Nice Jas. Had my eye on it as well.


----------



## JAS101 (Oct 6, 2011)

SperO said:


> are you keeping him when he gets older? We have two freshies about a year old now.. the plans to build the pen are there but we have quite a big block of land to house them.
> 
> they are so cool to watch although ours had a taste for tadpoles when they were younger and I had to fight to keep my frogs


cool, yeah his mine for life . ill build him a hbig shed/pond area in the backyard . i figure if i start to build it xmas time by the time its needed it will be finshed lol



Wally76 said:


> Nice Jas. Had my eye on it as well.


yeah he said he had a few pepole interested , i was just the quickest one in .


----------



## dee4 (Oct 7, 2011)

Looking good Jas, settling in well by the sounds of it.


----------



## JAS101 (Oct 7, 2011)

dee4 said:


> Looking good Jas, settling in well by the sounds of it.


yeah seems to be , i saw it hunt and then eat last night . my camrea went flat so i didnt get a pic of it .
but i got these pics before the battery went flat .


----------



## andyscott (Oct 8, 2011)

Stunning animal Jas, keeping a Croc is a huge comitment.
Hope your up to the task, a well looked after Freshie will out live most people, lol.


----------



## JAS101 (Jan 28, 2012)

update time , snapz has settled in now and is often out during the day basking . he duznt flee or head straight for the water when i go into the room [ he normaly looks then go`s back to sleep lol]


----------



## james.5 (Jan 28, 2012)

Looks awesome, crocs are awesome. What fish do you feed them?


----------



## JAS101 (Jan 28, 2012)

james.5 said:


> Looks awesome, crocs are awesome. What fish do you feed them?

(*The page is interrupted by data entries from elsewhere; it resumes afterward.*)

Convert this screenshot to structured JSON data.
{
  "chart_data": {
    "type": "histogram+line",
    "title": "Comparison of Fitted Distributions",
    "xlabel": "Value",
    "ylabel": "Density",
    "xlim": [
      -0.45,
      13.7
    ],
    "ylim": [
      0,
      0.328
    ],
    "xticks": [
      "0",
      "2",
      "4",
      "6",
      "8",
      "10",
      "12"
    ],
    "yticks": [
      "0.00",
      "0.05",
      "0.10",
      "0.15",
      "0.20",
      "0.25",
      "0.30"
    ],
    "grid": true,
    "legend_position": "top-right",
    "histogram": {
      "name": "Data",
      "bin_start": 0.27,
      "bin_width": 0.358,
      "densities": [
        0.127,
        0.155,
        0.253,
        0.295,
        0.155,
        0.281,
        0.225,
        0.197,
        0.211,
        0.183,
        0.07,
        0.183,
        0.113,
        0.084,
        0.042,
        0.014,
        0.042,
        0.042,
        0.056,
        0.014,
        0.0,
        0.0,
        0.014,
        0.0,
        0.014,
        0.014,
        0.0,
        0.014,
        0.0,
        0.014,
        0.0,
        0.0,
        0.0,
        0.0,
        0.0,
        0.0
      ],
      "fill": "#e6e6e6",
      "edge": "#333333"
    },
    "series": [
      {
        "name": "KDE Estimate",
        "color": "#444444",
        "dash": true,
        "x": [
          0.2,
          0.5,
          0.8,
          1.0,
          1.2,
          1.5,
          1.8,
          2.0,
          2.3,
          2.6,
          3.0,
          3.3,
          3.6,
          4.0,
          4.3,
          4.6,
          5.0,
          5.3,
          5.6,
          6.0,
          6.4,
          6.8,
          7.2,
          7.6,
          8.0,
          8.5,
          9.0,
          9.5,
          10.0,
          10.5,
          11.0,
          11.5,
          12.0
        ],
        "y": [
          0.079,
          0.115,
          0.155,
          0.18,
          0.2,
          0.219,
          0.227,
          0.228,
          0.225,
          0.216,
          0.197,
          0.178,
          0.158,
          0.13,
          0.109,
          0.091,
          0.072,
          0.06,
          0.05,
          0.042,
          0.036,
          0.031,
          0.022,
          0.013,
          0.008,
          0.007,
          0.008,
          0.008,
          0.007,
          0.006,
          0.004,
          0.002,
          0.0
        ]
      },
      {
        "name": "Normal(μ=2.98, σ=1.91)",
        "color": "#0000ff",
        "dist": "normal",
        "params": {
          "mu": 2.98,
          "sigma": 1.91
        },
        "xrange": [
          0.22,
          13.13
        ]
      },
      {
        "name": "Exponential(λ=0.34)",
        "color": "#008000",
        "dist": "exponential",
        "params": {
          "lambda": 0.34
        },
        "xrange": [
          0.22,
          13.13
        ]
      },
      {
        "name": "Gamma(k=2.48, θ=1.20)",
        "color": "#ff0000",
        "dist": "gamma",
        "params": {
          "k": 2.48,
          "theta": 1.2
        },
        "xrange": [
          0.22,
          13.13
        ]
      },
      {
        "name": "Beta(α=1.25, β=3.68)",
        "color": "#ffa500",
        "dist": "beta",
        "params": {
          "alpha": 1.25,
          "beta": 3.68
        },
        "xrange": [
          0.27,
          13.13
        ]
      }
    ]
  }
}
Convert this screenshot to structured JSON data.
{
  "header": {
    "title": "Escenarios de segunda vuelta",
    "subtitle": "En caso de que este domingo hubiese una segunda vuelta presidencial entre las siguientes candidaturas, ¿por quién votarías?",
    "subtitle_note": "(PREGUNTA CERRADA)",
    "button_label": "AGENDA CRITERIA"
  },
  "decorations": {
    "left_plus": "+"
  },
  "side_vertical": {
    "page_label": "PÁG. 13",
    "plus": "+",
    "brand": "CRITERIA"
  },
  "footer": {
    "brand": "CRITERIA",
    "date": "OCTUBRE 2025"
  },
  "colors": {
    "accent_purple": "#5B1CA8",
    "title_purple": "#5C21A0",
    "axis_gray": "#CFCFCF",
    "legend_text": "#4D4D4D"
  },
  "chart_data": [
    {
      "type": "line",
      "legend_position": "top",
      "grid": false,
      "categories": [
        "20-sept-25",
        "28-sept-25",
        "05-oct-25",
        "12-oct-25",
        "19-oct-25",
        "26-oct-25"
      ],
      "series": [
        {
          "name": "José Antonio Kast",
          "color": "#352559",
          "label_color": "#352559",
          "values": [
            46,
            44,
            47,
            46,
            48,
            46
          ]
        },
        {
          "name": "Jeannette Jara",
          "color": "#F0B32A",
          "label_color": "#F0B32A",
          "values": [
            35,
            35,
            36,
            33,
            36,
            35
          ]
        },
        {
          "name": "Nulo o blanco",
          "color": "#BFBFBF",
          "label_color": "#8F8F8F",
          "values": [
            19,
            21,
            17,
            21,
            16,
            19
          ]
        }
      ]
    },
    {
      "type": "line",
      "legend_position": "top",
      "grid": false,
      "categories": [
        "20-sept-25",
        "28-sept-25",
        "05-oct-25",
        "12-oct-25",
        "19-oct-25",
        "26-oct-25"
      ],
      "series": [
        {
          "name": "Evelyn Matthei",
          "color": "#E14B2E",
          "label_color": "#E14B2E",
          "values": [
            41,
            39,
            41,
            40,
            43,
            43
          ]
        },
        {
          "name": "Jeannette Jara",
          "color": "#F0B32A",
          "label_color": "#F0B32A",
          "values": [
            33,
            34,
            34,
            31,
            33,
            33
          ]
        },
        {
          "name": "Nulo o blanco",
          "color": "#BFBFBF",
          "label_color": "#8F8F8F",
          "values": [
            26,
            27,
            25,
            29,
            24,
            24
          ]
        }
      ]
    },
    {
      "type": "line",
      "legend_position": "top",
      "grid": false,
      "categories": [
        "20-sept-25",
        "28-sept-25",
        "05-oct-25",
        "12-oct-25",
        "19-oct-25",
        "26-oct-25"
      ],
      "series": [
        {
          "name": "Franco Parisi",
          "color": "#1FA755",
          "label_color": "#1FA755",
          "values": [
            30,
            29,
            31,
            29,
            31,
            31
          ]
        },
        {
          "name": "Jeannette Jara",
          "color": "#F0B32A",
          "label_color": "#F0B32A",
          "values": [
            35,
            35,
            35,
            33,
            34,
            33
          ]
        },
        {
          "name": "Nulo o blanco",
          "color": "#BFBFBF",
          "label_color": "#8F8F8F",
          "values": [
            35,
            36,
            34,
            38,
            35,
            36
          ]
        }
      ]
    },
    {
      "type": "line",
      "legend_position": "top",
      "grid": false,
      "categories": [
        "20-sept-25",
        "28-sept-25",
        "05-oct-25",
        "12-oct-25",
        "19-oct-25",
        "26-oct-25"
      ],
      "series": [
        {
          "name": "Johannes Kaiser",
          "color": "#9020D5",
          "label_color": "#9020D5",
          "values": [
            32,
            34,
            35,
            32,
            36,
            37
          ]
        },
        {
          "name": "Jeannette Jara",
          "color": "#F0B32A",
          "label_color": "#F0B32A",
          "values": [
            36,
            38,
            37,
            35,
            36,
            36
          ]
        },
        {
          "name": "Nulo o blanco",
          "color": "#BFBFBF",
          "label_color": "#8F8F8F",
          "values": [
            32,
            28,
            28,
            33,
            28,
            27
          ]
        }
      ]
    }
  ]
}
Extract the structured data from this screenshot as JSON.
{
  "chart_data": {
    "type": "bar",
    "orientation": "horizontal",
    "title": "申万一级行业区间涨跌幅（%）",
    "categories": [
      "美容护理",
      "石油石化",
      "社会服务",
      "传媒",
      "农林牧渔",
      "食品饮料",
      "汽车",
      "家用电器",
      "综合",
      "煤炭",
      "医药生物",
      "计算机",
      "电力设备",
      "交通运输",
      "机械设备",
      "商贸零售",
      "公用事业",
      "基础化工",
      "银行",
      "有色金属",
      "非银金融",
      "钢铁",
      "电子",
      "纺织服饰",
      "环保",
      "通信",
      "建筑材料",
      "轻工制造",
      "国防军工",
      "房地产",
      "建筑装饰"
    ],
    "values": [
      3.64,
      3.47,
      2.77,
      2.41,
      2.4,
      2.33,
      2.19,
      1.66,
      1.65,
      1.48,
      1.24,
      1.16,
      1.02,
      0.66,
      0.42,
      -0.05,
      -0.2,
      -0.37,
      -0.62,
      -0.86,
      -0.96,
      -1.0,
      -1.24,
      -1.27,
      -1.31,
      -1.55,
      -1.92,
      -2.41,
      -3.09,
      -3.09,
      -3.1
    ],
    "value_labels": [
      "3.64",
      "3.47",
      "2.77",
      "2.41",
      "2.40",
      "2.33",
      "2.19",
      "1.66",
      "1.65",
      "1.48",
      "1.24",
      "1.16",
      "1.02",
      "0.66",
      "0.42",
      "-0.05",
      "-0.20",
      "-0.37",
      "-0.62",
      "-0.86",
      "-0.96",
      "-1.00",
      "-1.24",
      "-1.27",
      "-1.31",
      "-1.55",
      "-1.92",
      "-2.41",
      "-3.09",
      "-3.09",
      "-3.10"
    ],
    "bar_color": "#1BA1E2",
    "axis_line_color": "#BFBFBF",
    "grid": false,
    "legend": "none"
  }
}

atm just cheap goldfish , they go into a holding tank[ i use rainwater from one of my 6000lt tanks for both the gold fish holding tank and the crocs tank] for a coupe of weeks - to get rid of any chemicals . then i put 3 fish in the crocs tank at a time .


----------



## nico77 (Jan 28, 2012)

Cool pics , can you hold freshys on a rec license in qld or do you need a demonstrators permit ?


----------



## JAS101 (Apr 26, 2012)

bit of an update :
Snapz the croc is settling into his new tank , and the bhp is settling into his new enclosure under the tank [ saves wasting the room with junk]
the fake bushes makes a nice cave for snapz , they are on a painted board above the water level . even my old license plate off the rotary came in handy as a heat sheild .


----------



## Ally04 (Apr 26, 2012)

He's so cool. How big will he get?


----------



## JAS101 (Apr 26, 2012)

Ally04 said:


> He's so cool. How big will he get?


6 - 10 ft long


----------



## CrystalMoon (Apr 26, 2012)

He is gorgeous, I know a lot would apply that to birds or fluffy animals but I truly find reptiles gorgeous  You're so lucky to have him and I am really happy for you


----------